Hoje não é preciso, como nos anos 80, convencer a sociedade de que a arquitectura modernista deve ser preservada, diz o fundador da Docomomo: “Pelo contrário, é preciso convencer as pessoas de que podem usar estes edifícios no dia-a-dia, para que a cidade seja mais sustentável”, acrescenta acerca da Europa e da América do Norte. “Na China é completamente diferente: destrói-se e faz-se novo”, lembra Henket.
“Construir de raiz não é necessariamente importante. O que interessa é ter espaços que nos inspirem e que nos dêem um sentimento de pertença à comunidade. Obviamente, cada geração quer deixar uma marca, mas é possível fazer isso com edifícios que já existem”, diz Hubert-Jan Henket sobre o trabalho de preservação e reabilitação — “altamente criativo”, para Ana Tostões.
Exemplos de como estes projectos também deixam uma marca foram aqueles que Eduardo Souto de Moura apresentou no seminário. O arquitecto partiu em todos eles de ruínas, que são também um edifício moderno, defendeu. “São o estado moderno de um edifício antigo. Olho para as ruínas não como no ideal romântico de contemplação, mas como um espaço aberto, disponível”, explicou. Em 1980, projectou uma casa de habitação a partir da ruína de uma celeiro, no Gerês — optou por manter visíveis as pedras do edifício antigo, que começavam já a misturar-se com a natureza. O resultado foi uma construção em boa parte envidraçada e que parecia emergir da serra — hoje está abandonada e vandalizada.

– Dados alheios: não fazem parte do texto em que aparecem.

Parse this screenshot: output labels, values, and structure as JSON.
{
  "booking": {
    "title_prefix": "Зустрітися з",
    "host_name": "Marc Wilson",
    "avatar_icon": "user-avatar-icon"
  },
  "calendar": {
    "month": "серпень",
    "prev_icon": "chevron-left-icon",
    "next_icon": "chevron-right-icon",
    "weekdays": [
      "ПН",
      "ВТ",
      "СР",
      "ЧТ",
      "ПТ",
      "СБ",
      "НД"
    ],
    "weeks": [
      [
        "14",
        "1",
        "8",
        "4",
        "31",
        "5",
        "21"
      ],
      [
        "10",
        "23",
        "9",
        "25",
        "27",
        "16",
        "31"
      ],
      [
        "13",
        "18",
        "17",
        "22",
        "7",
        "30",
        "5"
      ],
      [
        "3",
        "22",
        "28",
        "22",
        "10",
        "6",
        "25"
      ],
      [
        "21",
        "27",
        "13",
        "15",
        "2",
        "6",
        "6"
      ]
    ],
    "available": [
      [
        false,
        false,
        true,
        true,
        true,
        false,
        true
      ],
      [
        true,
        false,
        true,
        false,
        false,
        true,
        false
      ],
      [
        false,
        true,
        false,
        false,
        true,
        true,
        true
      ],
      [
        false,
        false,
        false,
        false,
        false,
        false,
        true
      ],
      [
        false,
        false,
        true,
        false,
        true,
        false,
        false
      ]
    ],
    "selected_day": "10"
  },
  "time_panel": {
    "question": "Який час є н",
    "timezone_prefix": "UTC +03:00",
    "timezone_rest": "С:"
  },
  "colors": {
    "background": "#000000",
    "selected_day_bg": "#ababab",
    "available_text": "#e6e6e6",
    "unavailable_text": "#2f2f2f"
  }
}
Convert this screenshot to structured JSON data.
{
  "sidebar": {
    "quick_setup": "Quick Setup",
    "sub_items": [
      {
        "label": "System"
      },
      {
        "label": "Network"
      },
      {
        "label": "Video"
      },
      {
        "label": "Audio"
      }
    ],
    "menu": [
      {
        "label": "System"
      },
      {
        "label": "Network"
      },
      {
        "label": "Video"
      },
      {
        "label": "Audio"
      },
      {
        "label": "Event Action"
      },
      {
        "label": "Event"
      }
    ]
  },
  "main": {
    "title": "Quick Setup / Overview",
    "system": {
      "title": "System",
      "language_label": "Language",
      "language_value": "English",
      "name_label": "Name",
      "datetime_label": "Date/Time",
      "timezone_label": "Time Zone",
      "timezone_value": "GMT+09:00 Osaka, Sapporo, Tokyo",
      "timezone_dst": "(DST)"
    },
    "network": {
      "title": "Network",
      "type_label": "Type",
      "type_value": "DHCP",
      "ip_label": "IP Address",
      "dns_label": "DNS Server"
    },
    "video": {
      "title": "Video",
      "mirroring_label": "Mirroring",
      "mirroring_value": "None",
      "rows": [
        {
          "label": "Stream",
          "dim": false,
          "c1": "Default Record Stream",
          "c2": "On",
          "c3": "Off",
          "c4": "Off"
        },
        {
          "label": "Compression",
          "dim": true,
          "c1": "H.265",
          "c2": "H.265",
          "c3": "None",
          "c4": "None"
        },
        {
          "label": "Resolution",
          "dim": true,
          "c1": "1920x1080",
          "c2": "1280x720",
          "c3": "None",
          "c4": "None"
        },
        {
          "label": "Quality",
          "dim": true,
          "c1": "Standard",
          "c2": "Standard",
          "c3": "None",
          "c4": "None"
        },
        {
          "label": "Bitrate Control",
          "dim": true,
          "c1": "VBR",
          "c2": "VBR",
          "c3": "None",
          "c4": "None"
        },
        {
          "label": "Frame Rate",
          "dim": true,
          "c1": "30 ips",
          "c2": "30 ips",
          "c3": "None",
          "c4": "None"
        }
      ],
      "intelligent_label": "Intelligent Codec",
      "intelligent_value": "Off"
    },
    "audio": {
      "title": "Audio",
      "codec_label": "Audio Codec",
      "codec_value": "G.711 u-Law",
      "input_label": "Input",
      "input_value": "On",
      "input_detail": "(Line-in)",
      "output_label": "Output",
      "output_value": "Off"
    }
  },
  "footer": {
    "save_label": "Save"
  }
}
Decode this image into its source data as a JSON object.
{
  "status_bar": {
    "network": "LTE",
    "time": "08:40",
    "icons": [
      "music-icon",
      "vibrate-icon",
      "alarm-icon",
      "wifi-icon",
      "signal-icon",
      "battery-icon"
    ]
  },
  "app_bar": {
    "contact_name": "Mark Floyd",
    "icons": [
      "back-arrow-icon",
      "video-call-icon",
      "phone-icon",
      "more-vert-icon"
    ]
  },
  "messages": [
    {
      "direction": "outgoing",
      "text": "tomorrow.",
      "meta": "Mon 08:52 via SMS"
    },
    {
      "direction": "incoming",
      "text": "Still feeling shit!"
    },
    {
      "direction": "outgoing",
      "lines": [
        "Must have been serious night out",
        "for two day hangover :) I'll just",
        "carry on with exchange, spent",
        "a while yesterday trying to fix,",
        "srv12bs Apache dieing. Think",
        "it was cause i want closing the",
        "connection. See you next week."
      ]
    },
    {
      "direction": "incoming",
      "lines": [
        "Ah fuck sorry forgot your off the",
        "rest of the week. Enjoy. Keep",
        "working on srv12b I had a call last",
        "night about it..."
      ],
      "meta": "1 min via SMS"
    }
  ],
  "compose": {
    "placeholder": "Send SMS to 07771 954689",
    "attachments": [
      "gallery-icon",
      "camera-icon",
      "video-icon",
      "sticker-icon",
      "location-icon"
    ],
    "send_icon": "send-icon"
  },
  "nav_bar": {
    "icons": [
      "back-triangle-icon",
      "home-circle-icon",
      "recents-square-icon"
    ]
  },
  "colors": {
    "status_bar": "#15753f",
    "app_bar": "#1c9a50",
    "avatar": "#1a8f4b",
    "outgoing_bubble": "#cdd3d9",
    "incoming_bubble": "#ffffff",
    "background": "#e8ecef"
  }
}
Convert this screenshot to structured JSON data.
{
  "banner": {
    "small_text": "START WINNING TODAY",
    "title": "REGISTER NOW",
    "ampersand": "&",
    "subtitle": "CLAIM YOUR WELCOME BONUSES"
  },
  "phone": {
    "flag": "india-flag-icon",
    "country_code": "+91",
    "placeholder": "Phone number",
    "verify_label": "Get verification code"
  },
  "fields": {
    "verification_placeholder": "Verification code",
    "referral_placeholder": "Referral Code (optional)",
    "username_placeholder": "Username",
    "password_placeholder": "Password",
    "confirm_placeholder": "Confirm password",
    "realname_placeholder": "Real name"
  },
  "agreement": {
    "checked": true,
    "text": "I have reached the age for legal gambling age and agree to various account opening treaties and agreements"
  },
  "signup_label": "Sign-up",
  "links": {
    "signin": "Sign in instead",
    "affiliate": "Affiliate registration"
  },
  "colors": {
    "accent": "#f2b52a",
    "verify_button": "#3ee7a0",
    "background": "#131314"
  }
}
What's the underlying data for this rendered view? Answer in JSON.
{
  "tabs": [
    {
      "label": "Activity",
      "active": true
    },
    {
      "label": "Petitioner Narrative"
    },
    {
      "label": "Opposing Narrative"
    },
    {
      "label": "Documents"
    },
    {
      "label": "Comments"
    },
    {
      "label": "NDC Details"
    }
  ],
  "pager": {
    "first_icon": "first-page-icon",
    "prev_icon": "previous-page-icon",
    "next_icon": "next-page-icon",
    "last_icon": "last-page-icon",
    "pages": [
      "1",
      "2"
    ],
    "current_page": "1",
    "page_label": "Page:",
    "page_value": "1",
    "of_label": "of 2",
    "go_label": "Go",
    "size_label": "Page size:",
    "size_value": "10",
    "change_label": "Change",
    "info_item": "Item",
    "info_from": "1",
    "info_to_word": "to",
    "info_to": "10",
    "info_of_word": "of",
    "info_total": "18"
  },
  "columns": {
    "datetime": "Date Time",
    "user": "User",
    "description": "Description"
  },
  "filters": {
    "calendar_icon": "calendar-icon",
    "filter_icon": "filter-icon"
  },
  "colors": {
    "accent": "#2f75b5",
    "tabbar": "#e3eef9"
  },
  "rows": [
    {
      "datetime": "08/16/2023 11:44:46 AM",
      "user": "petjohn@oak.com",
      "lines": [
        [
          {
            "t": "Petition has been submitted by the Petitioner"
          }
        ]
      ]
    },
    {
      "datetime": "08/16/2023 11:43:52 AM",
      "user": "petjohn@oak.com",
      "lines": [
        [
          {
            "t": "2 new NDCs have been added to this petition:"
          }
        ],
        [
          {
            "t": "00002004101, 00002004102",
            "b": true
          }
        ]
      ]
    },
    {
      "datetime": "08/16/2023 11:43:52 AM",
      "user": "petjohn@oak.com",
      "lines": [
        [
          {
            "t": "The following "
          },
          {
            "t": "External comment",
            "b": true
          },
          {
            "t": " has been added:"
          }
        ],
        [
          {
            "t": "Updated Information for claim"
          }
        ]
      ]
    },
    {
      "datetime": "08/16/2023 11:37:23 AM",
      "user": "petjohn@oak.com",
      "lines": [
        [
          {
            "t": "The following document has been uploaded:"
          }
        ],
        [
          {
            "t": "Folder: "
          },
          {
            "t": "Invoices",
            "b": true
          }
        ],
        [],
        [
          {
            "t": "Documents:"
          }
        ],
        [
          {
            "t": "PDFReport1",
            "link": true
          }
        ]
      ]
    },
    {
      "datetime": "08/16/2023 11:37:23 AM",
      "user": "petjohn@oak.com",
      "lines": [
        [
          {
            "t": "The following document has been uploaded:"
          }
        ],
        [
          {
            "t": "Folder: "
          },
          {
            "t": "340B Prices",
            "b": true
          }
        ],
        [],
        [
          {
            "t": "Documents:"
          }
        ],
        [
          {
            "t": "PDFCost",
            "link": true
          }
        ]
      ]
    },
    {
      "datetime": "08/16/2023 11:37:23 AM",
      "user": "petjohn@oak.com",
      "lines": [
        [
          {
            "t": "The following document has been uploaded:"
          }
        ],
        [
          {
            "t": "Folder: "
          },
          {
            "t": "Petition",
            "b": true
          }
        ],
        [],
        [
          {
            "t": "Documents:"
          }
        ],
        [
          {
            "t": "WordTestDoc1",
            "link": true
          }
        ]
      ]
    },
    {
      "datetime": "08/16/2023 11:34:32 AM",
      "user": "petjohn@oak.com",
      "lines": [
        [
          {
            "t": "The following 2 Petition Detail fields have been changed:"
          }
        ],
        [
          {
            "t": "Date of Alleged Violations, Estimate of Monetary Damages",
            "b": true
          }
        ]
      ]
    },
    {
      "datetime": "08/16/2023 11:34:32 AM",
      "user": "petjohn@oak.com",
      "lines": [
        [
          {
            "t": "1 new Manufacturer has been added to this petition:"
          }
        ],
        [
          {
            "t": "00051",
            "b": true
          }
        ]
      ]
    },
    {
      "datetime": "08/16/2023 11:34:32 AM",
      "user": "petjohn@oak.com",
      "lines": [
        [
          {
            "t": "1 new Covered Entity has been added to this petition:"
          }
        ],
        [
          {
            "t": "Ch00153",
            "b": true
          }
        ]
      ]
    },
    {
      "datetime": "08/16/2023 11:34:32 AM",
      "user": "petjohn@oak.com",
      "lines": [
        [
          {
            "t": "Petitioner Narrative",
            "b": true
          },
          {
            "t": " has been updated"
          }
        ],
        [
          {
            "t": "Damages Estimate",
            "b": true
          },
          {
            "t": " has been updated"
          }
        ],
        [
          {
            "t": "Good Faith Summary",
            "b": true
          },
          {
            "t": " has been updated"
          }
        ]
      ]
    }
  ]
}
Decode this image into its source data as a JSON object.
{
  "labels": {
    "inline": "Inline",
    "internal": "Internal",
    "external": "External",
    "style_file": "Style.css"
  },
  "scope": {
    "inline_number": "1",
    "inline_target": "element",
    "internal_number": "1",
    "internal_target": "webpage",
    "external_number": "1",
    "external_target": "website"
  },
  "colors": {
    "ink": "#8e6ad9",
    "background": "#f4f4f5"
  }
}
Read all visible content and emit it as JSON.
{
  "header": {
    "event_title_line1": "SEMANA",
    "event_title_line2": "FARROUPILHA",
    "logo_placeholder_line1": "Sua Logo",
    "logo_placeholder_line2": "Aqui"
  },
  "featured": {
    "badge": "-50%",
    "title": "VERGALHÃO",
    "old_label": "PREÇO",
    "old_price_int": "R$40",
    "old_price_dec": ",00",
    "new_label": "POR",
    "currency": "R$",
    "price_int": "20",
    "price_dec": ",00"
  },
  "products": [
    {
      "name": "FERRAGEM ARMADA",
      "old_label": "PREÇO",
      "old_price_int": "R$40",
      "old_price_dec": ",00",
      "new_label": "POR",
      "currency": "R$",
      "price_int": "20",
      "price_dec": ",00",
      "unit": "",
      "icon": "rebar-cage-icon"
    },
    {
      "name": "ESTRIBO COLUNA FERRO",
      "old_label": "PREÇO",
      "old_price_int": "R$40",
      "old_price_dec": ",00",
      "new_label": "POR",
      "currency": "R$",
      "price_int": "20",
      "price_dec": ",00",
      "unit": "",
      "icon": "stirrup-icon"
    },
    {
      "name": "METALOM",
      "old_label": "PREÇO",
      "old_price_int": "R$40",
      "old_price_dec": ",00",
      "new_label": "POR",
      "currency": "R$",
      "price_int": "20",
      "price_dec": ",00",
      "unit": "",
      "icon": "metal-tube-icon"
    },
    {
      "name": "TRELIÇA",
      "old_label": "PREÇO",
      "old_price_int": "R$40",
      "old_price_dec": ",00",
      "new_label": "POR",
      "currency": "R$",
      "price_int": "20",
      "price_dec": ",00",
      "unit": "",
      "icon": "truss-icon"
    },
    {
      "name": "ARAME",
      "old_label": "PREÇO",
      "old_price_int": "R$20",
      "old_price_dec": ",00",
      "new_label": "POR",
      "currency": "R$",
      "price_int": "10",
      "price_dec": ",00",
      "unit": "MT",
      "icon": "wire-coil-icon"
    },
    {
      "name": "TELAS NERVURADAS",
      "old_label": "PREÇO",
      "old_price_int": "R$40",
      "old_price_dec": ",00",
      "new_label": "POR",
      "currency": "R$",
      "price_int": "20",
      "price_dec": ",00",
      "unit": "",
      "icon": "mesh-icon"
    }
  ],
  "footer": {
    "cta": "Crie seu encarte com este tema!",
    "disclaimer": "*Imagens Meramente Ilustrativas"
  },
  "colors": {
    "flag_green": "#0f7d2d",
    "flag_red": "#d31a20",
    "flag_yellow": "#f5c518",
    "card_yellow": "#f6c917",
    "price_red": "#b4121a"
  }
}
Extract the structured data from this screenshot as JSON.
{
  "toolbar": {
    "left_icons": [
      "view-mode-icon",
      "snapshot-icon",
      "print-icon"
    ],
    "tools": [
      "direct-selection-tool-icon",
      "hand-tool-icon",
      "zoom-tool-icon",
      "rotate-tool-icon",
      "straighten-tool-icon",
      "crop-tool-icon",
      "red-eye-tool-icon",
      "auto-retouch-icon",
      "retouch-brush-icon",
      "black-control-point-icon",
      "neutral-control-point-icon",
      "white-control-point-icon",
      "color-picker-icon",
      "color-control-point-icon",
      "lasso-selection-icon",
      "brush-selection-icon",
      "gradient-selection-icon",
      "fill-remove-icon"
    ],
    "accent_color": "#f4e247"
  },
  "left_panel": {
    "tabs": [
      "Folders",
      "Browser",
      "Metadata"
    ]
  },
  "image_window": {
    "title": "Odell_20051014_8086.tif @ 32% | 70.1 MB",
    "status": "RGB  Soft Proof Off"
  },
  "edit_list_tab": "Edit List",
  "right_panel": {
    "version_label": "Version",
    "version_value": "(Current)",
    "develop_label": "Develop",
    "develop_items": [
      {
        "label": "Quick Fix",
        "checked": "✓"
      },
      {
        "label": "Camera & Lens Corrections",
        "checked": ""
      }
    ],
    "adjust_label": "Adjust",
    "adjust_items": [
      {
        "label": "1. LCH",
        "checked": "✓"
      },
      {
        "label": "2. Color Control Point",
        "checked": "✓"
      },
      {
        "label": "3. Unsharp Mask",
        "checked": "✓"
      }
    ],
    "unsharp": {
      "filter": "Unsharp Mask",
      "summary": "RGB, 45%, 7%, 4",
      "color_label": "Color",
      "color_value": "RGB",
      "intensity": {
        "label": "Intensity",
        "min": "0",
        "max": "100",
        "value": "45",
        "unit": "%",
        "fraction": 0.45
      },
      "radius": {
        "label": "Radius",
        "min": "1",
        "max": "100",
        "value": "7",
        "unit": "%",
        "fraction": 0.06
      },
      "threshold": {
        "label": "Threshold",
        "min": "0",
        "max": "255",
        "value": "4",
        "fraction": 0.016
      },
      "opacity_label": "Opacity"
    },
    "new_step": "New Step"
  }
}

Nos anos 1990, fez a adaptação do Convento de Santa Maria do Bouro, em Braga, na altura degradado. Para erguer uma pousada decidiu fazer “um edifício moderno com pedras antigas”, disse o Pritzker de Arquitetura de 2011. “Tive que inventar tudo: um mosteiro não é facilmente um hotel de cinco estrelas, ao contrário do que se pensa. Como é que ia fazer os quartos fingindo que já eram assim?”.
Para juntar o que restava do antigo à função e necessidades do novo — a legislação impõe regras apertadas para que um edifício possa ser um hotel de 5 estrelas, como ter ar condicionado ou uma piscina — escolheu ir mudando de linguagem ao longo do edifício. Isso lembrou-o de como no início da sua carreira “era um radical” que se foi moderando: “Achava que o velho era velho, que o novo era novo, como se a pedra não fosse universal e as catedrais góticas não estivessem cheias de ferro.”